Order granting the plaintiff’s motion for leave to file a late notice of claim under the Tort Claims Act in her slip-and-fall action reversed; the plaintiff’s accident occurred on March 3, 2004, and she consulted an attorney on April 9; the attorney sent a letter dated May 7 to the defendant municipality to notify it of the plaintiff’s injury, but the municipality denied receiving it; when he received no reply to the May 7 letter, the attorney sent a second letter dated June 2; the letter was not received by the municipality until June 22; the belated filing of the notice of claim was attributable solely to the attorney’s case manager supervisor, who did not follow up on his delegated responsibility when there was no response to the May 7 letter; this type of office negligence did not constitute extraordinary circumstances as contemplated by the amended version of N.J.S.A. 59:8-9.

LANDLORD AND TENANT
MIDDLETOWN SENIOR CITIZENS HOUSING CORP. v. MARTIN
Appellate Division, A-1144-04T1, August 1, 2005, not approved for publication. (8 pages).
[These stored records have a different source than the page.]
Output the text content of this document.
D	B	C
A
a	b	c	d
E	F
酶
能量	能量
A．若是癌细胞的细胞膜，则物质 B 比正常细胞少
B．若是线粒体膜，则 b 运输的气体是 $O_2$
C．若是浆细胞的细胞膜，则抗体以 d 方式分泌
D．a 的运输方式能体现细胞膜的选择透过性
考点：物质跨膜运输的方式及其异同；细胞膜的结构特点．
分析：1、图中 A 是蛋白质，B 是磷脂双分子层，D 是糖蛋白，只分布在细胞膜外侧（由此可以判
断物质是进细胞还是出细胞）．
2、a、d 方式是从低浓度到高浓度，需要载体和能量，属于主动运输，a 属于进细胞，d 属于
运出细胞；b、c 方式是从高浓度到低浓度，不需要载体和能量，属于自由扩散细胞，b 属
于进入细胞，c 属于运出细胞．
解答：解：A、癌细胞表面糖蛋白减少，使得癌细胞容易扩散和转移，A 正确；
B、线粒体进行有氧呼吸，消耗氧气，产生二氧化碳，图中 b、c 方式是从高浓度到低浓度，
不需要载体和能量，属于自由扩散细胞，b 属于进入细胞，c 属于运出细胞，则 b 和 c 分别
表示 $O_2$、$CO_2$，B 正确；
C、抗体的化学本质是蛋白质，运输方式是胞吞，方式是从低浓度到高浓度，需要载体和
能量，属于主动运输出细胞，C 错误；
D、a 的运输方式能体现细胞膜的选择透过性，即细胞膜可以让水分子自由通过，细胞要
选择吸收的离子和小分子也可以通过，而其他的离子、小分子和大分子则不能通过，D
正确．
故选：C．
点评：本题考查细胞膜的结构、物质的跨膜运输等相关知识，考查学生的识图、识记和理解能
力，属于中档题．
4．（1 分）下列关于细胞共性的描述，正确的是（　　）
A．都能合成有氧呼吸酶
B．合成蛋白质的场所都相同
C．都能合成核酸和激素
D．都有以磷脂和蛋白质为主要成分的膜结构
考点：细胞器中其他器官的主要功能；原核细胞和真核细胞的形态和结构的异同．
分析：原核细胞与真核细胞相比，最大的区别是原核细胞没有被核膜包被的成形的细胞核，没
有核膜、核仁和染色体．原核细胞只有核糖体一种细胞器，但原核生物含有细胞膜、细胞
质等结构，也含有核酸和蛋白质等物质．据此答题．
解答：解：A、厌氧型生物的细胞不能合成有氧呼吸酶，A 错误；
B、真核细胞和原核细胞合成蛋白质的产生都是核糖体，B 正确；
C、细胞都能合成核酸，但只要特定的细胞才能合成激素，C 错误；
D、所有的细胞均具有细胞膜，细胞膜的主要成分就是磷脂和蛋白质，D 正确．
Facts-on-Call Order No. 18313

Judgment of possession for the plaintiff private, nonprofit senior housing complex affirmed; the defendant tenant, who was 41 years old, had been employed as the live-in superintendent; contrary to the defendant’s argument that the plaintiff’s complaint was inadequate under N.J.S.A. 2A:18-61.1(m) because it failed to explain that his tenancy was conditional on employment, the parties’ documented history indicated that the only reason that his tenancy was terminated was because he no longer was employed as the superintendent; once the defendant’s employment was terminated, he no longer could occupy the apartment in a complex in which he was not eligible “age-wise” to live; the federal regulations cited by the defendant did not apply.